На западе уже появился легкий просвет, серо-розовое сияние, будто кто-то медленно поднимал тяжелую черную глухую завесу. А на противоположной стороне неба, на востоке, ширилась и разгоралась рваная оранжевая полоса; поднималось солнце.

Ты был старше нее на пятнадцать лет, Кит, и в тысячу раз опытнее. Ты мог бы проявить терпение, пробудить в ней чувственность… Если, конечно, в ней она имелась! Ты сомневаешься в этом? Очень. Ну, во всяком случае, ты был обязан попытаться, а ты не пытался. Не пытался, правда. Это же было после уголовного дела и отставки… Внешне я держался, но по сути был тогда лишь мешком с костями. Мешком с переломанными костями, – ни чуткости, ни нежности. Это был тяжелый период, больной. У меня о нем сохранились смутные воспоминания, разрозненные, ватные. Только некоторые сцены встают в памяти с необычайно яркостью. Хотя, пожалуй, лучше бы вовсе не вставали…

Но уехав от нее, Кит, бросив ее по-свински, ты избавил ее от всяких обязательств перед собой, не так ли? Не совсем. У нее с самого начала не было передо мной никаких обязательств. У меня были, у нее – нет.
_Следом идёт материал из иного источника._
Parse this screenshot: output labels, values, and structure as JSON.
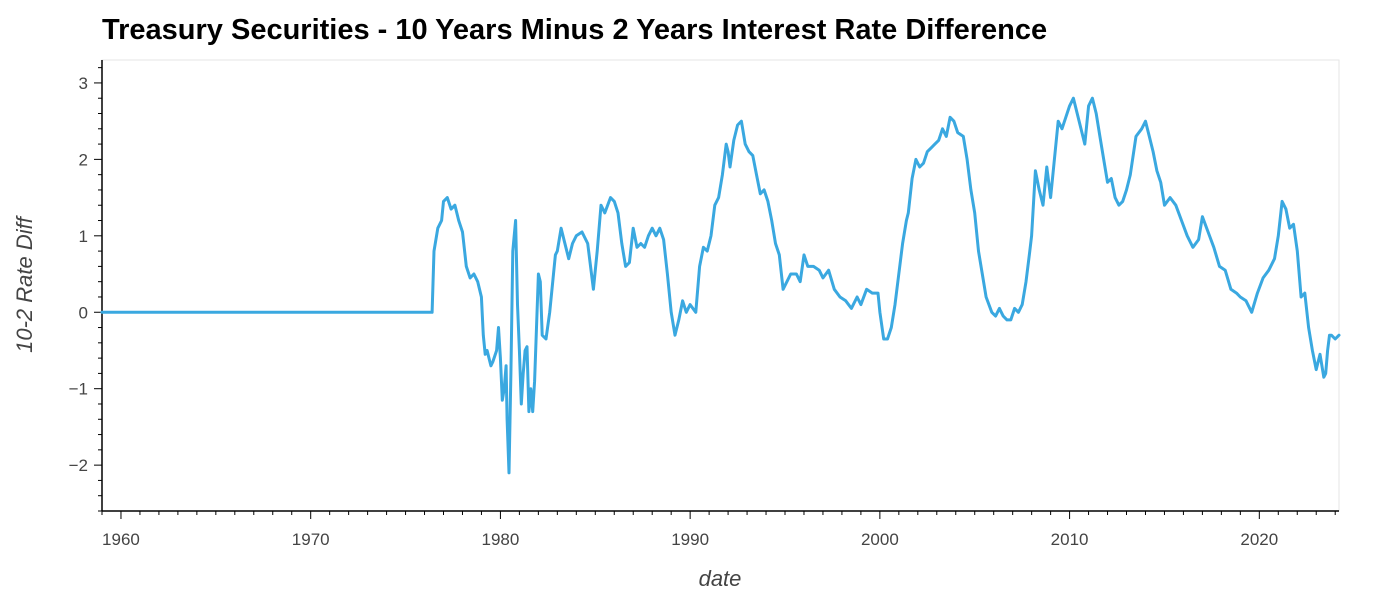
{
  "chart_data": {
    "type": "line",
    "title": "Treasury Securities - 10 Years Minus 2 Years Interest Rate Difference",
    "xlabel": "date",
    "ylabel": "10-2 Rate Diff",
    "xlim": [
      1959.0,
      2024.2
    ],
    "ylim": [
      -2.6,
      3.3
    ],
    "x_ticks": [
      1960,
      1970,
      1980,
      1990,
      2000,
      2010,
      2020
    ],
    "x_tick_labels": [
      "1960",
      "1970",
      "1980",
      "1990",
      "2000",
      "2010",
      "2020"
    ],
    "y_ticks": [
      -2,
      -1,
      0,
      1,
      2,
      3
    ],
    "y_tick_labels": [
      "−2",
      "−1",
      "0",
      "1",
      "2",
      "3"
    ],
    "grid": false,
    "legend": "none",
    "series": [
      {
        "color": "#3aa8e0",
        "points": [
          [
            1959.0,
            0
          ],
          [
            1976.4,
            0
          ],
          [
            1976.5,
            0.8
          ],
          [
            1976.7,
            1.1
          ],
          [
            1976.9,
            1.2
          ],
          [
            1977.0,
            1.45
          ],
          [
            1977.2,
            1.5
          ],
          [
            1977.4,
            1.35
          ],
          [
            1977.6,
            1.4
          ],
          [
            1977.8,
            1.2
          ],
          [
            1978.0,
            1.05
          ],
          [
            1978.2,
            0.6
          ],
          [
            1978.4,
            0.45
          ],
          [
            1978.6,
            0.5
          ],
          [
            1978.8,
            0.4
          ],
          [
            1979.0,
            0.2
          ],
          [
            1979.1,
            -0.3
          ],
          [
            1979.2,
            -0.55
          ],
          [
            1979.3,
            -0.5
          ],
          [
            1979.5,
            -0.7
          ],
          [
            1979.6,
            -0.65
          ],
          [
            1979.8,
            -0.5
          ],
          [
            1979.9,
            -0.2
          ],
          [
            1980.0,
            -0.6
          ],
          [
            1980.1,
            -1.15
          ],
          [
            1980.2,
            -1.0
          ],
          [
            1980.3,
            -0.7
          ],
          [
            1980.35,
            -1.4
          ],
          [
            1980.45,
            -2.1
          ],
          [
            1980.55,
            -0.8
          ],
          [
            1980.65,
            0.8
          ],
          [
            1980.8,
            1.2
          ],
          [
            1980.9,
            0.1
          ],
          [
            1981.0,
            -0.5
          ],
          [
            1981.1,
            -1.2
          ],
          [
            1981.2,
            -0.8
          ],
          [
            1981.3,
            -0.5
          ],
          [
            1981.4,
            -0.45
          ],
          [
            1981.5,
            -1.3
          ],
          [
            1981.6,
            -1.0
          ],
          [
            1981.7,
            -1.3
          ],
          [
            1981.8,
            -0.9
          ],
          [
            1981.9,
            -0.2
          ],
          [
            1982.0,
            0.5
          ],
          [
            1982.1,
            0.4
          ],
          [
            1982.2,
            -0.3
          ],
          [
            1982.4,
            -0.35
          ],
          [
            1982.6,
            0.0
          ],
          [
            1982.8,
            0.5
          ],
          [
            1982.9,
            0.75
          ],
          [
            1983.0,
            0.8
          ],
          [
            1983.2,
            1.1
          ],
          [
            1983.4,
            0.9
          ],
          [
            1983.6,
            0.7
          ],
          [
            1983.8,
            0.9
          ],
          [
            1984.0,
            1.0
          ],
          [
            1984.3,
            1.05
          ],
          [
            1984.6,
            0.9
          ],
          [
            1984.9,
            0.3
          ],
          [
            1985.1,
            0.8
          ],
          [
            1985.3,
            1.4
          ],
          [
            1985.5,
            1.3
          ],
          [
            1985.8,
            1.5
          ],
          [
            1986.0,
            1.45
          ],
          [
            1986.2,
            1.3
          ],
          [
            1986.4,
            0.9
          ],
          [
            1986.6,
            0.6
          ],
          [
            1986.8,
            0.65
          ],
          [
            1987.0,
            1.1
          ],
          [
            1987.2,
            0.85
          ],
          [
            1987.4,
            0.9
          ],
          [
            1987.6,
            0.85
          ],
          [
            1987.8,
            1.0
          ],
          [
            1988.0,
            1.1
          ],
          [
            1988.2,
            1.0
          ],
          [
            1988.4,
            1.1
          ],
          [
            1988.6,
            0.95
          ],
          [
            1988.8,
            0.5
          ],
          [
            1989.0,
            0.0
          ],
          [
            1989.2,
            -0.3
          ],
          [
            1989.4,
            -0.1
          ],
          [
            1989.6,
            0.15
          ],
          [
            1989.8,
            0.0
          ],
          [
            1990.0,
            0.1
          ],
          [
            1990.3,
            0.0
          ],
          [
            1990.5,
            0.6
          ],
          [
            1990.7,
            0.85
          ],
          [
            1990.9,
            0.8
          ],
          [
            1991.1,
            1.0
          ],
          [
            1991.3,
            1.4
          ],
          [
            1991.5,
            1.5
          ],
          [
            1991.7,
            1.8
          ],
          [
            1991.9,
            2.2
          ],
          [
            1992.0,
            2.1
          ],
          [
            1992.1,
            1.9
          ],
          [
            1992.3,
            2.25
          ],
          [
            1992.5,
            2.45
          ],
          [
            1992.7,
            2.5
          ],
          [
            1992.9,
            2.2
          ],
          [
            1993.1,
            2.1
          ],
          [
            1993.3,
            2.05
          ],
          [
            1993.5,
            1.8
          ],
          [
            1993.7,
            1.55
          ],
          [
            1993.9,
            1.6
          ],
          [
            1994.1,
            1.45
          ],
          [
            1994.3,
            1.2
          ],
          [
            1994.5,
            0.9
          ],
          [
            1994.7,
            0.75
          ],
          [
            1994.9,
            0.3
          ],
          [
            1995.1,
            0.4
          ],
          [
            1995.3,
            0.5
          ],
          [
            1995.6,
            0.5
          ],
          [
            1995.8,
            0.4
          ],
          [
            1996.0,
            0.75
          ],
          [
            1996.2,
            0.6
          ],
          [
            1996.5,
            0.6
          ],
          [
            1996.8,
            0.55
          ],
          [
            1997.0,
            0.45
          ],
          [
            1997.3,
            0.55
          ],
          [
            1997.6,
            0.3
          ],
          [
            1997.9,
            0.2
          ],
          [
            1998.2,
            0.15
          ],
          [
            1998.5,
            0.05
          ],
          [
            1998.8,
            0.2
          ],
          [
            1999.0,
            0.1
          ],
          [
            1999.3,
            0.3
          ],
          [
            1999.6,
            0.25
          ],
          [
            1999.9,
            0.25
          ],
          [
            2000.0,
            0.0
          ],
          [
            2000.2,
            -0.35
          ],
          [
            2000.4,
            -0.35
          ],
          [
            2000.6,
            -0.2
          ],
          [
            2000.8,
            0.1
          ],
          [
            2001.0,
            0.5
          ],
          [
            2001.2,
            0.9
          ],
          [
            2001.4,
            1.2
          ],
          [
            2001.5,
            1.3
          ],
          [
            2001.7,
            1.75
          ],
          [
            2001.9,
            2.0
          ],
          [
            2002.1,
            1.9
          ],
          [
            2002.3,
            1.95
          ],
          [
            2002.5,
            2.1
          ],
          [
            2002.7,
            2.15
          ],
          [
            2002.9,
            2.2
          ],
          [
            2003.1,
            2.25
          ],
          [
            2003.3,
            2.4
          ],
          [
            2003.5,
            2.3
          ],
          [
            2003.7,
            2.55
          ],
          [
            2003.9,
            2.5
          ],
          [
            2004.1,
            2.35
          ],
          [
            2004.4,
            2.3
          ],
          [
            2004.6,
            2.0
          ],
          [
            2004.8,
            1.6
          ],
          [
            2005.0,
            1.3
          ],
          [
            2005.2,
            0.8
          ],
          [
            2005.4,
            0.5
          ],
          [
            2005.6,
            0.2
          ],
          [
            2005.9,
            0.0
          ],
          [
            2006.1,
            -0.05
          ],
          [
            2006.3,
            0.05
          ],
          [
            2006.5,
            -0.05
          ],
          [
            2006.7,
            -0.1
          ],
          [
            2006.9,
            -0.1
          ],
          [
            2007.1,
            0.05
          ],
          [
            2007.3,
            0.0
          ],
          [
            2007.5,
            0.1
          ],
          [
            2007.7,
            0.4
          ],
          [
            2007.9,
            0.8
          ],
          [
            2008.0,
            1.0
          ],
          [
            2008.2,
            1.85
          ],
          [
            2008.4,
            1.6
          ],
          [
            2008.6,
            1.4
          ],
          [
            2008.8,
            1.9
          ],
          [
            2009.0,
            1.5
          ],
          [
            2009.2,
            2.0
          ],
          [
            2009.4,
            2.5
          ],
          [
            2009.6,
            2.4
          ],
          [
            2009.8,
            2.55
          ],
          [
            2010.0,
            2.7
          ],
          [
            2010.2,
            2.8
          ],
          [
            2010.4,
            2.6
          ],
          [
            2010.6,
            2.4
          ],
          [
            2010.8,
            2.2
          ],
          [
            2011.0,
            2.7
          ],
          [
            2011.2,
            2.8
          ],
          [
            2011.4,
            2.6
          ],
          [
            2011.6,
            2.3
          ],
          [
            2011.8,
            2.0
          ],
          [
            2012.0,
            1.7
          ],
          [
            2012.2,
            1.75
          ],
          [
            2012.4,
            1.5
          ],
          [
            2012.6,
            1.4
          ],
          [
            2012.8,
            1.45
          ],
          [
            2013.0,
            1.6
          ],
          [
            2013.2,
            1.8
          ],
          [
            2013.5,
            2.3
          ],
          [
            2013.8,
            2.4
          ],
          [
            2014.0,
            2.5
          ],
          [
            2014.2,
            2.3
          ],
          [
            2014.4,
            2.1
          ],
          [
            2014.6,
            1.85
          ],
          [
            2014.8,
            1.7
          ],
          [
            2015.0,
            1.4
          ],
          [
            2015.3,
            1.5
          ],
          [
            2015.6,
            1.4
          ],
          [
            2015.9,
            1.2
          ],
          [
            2016.2,
            1.0
          ],
          [
            2016.5,
            0.85
          ],
          [
            2016.8,
            0.95
          ],
          [
            2017.0,
            1.25
          ],
          [
            2017.3,
            1.05
          ],
          [
            2017.6,
            0.85
          ],
          [
            2017.9,
            0.6
          ],
          [
            2018.2,
            0.55
          ],
          [
            2018.5,
            0.3
          ],
          [
            2018.8,
            0.25
          ],
          [
            2019.0,
            0.2
          ],
          [
            2019.3,
            0.15
          ],
          [
            2019.6,
            0.0
          ],
          [
            2019.9,
            0.25
          ],
          [
            2020.2,
            0.45
          ],
          [
            2020.5,
            0.55
          ],
          [
            2020.8,
            0.7
          ],
          [
            2021.0,
            1.0
          ],
          [
            2021.2,
            1.45
          ],
          [
            2021.4,
            1.35
          ],
          [
            2021.6,
            1.1
          ],
          [
            2021.8,
            1.15
          ],
          [
            2022.0,
            0.8
          ],
          [
            2022.2,
            0.2
          ],
          [
            2022.4,
            0.25
          ],
          [
            2022.6,
            -0.2
          ],
          [
            2022.8,
            -0.5
          ],
          [
            2023.0,
            -0.75
          ],
          [
            2023.2,
            -0.55
          ],
          [
            2023.4,
            -0.85
          ],
          [
            2023.5,
            -0.8
          ],
          [
            2023.6,
            -0.5
          ],
          [
            2023.7,
            -0.3
          ],
          [
            2023.8,
            -0.3
          ],
          [
            2024.0,
            -0.35
          ],
          [
            2024.2,
            -0.3
          ]
        ]
      }
    ]
  }
}
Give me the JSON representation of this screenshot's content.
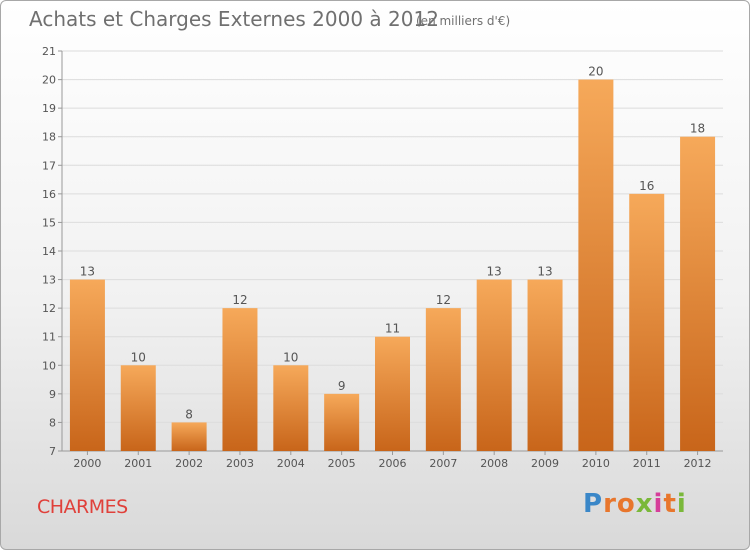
{
  "title": "Achats et Charges Externes 2000 à 2012",
  "unit": "(en milliers d'€)",
  "city": "CHARMES",
  "logo": {
    "letters": [
      "P",
      "r",
      "o",
      "x",
      "i",
      "t",
      "i"
    ],
    "colors": [
      "#3a87c8",
      "#e8762c",
      "#e8762c",
      "#7ab83a",
      "#d63e9a",
      "#e8762c",
      "#7ab83a"
    ]
  },
  "colors": {
    "bar_light": "#f6a95a",
    "bar_dark": "#c8651a",
    "grid": "#dcdcdc",
    "text": "#555555"
  },
  "chart_data": {
    "type": "bar",
    "title": "Achats et Charges Externes 2000 à 2012",
    "categories": [
      "2000",
      "2001",
      "2002",
      "2003",
      "2004",
      "2005",
      "2006",
      "2007",
      "2008",
      "2009",
      "2010",
      "2011",
      "2012"
    ],
    "values": [
      13,
      10,
      8,
      12,
      10,
      9,
      11,
      12,
      13,
      13,
      20,
      16,
      18
    ],
    "xlabel": "",
    "ylabel": "",
    "ylim": [
      7,
      21
    ],
    "yticks": [
      7,
      8,
      9,
      10,
      11,
      12,
      13,
      14,
      15,
      16,
      17,
      18,
      19,
      20,
      21
    ],
    "grid": true,
    "data_labels": true
  }
}
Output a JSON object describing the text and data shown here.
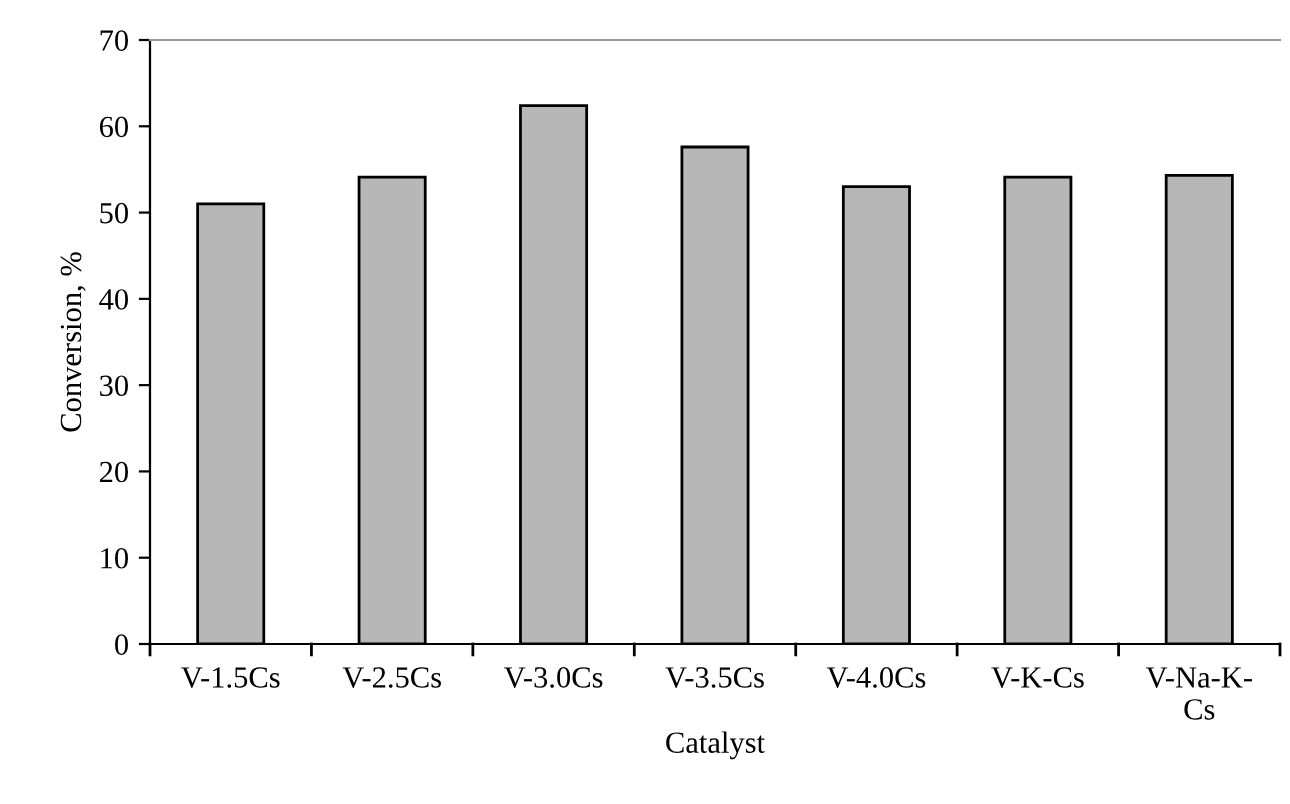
{
  "chart_data": {
    "type": "bar",
    "xlabel": "Catalyst",
    "ylabel": "Conversion, %",
    "categories": [
      "V-1.5Cs",
      "V-2.5Cs",
      "V-3.0Cs",
      "V-3.5Cs",
      "V-4.0Cs",
      "V-K-Cs",
      "V-Na-K-\nCs"
    ],
    "values": [
      51,
      54.1,
      62.4,
      57.6,
      53,
      54.1,
      54.3
    ],
    "color": "#b7b7b7",
    "ylim": [
      0,
      70
    ],
    "yticks": [
      0,
      10,
      20,
      30,
      40,
      50,
      60,
      70
    ],
    "grid": false,
    "legend": false
  }
}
Так я это в ту пору понимал. Тогда почему ты ей не простил? Почему? Да, Кит, почему? Потому что с тех пор у меня не было женщин. Ни одной, даже случайно. А она преспокойно вышла замуж за Гаврюшкина и родила от него. А теперь оставим эту тему, я больше не хочу ее обсуждать!

* * *

Небо на Востоке уже сделалось малиново-ярким, тонкими контурами проступили на его фоне высокие редкие ветвистые деревья на далекой горе, словно нарисованные китайской тушью.

Эти ежедневные рассветы всегда были разными, порой они наполняли его особым вдохновением, сродни религиозному. Бог был в этом потрясающем малиновом небе, в мощно поднимающемся оранжево-красном солнце, в лиловой уходящей темноте с угасающими бледными звездами, в этих неповторимых красках, в пронизывающей музыке и чуть доносившихся сквозь нее голосах птиц.

Он пытался фотографировать эти рассветы, но камера не вбирала всю эту невозможную музыкально-цветовую палитру: от нежной, сладкой, щемящей, шопеновской пастели на востоке до потрясающей ослепительной и оглушительной бетховенской меди на западе. Объектив терялся в километрах перспективы, не видел границ между холмами, не улавливал бесчисленных переходов цвета.

Яркая охра открытой земли, золотые волнуемые ветром поля, вздымающиеся по склонам; геометрически-ровные ряды причудливо изогнутых зеленых виноградников; красные маки в зеленой траве среди бело-серых камней; серебристый утренний иней на длинных стеблях травы и музыка, музыка!…– все это куда-то безнадежно исчезало с фотографий.

Он пробовал рисовать, даже брал уроки живописи у старого чудаковатого тощего англичанина, жившего в Кастельно. Тот хвалил его пейзажи, уверял, что у него большой талант, но он знал про себя, что это не так, что подлинного таланта у него нет.

Подлинного таланта у него, кстати, не было не только к живописи. У него его вообще не было. Это стало для него запоздалым открытием, огорчительным, но уже не мучительным. Пойми он это в молодости, он бы расстроился. Ведь он когда-то был честолюбив. Впрочем, о подвигах он мечтал больше, чем о славе. Многие не видят между этим разницы: Блок писал: «О доблестях, о подвигах, о славе», – для него это было едино. На самом деле, это как отдавать и брать. Норову в детстве и юности хотелось отдать жизнь за что-то высокое. Он был бы счастлив, если б это удалось. А слава… что слава? Он бы все равно ее уже не узнал. Но не удалось, жаль. Хотя, честно говоря, не особенно. Ибо сейчас, на пороге старости, он был счастлив, полным тайным счастьем. Непоследовательно, Кит. Да, действительно… но что поделать? Человеку тесно в тисках логики.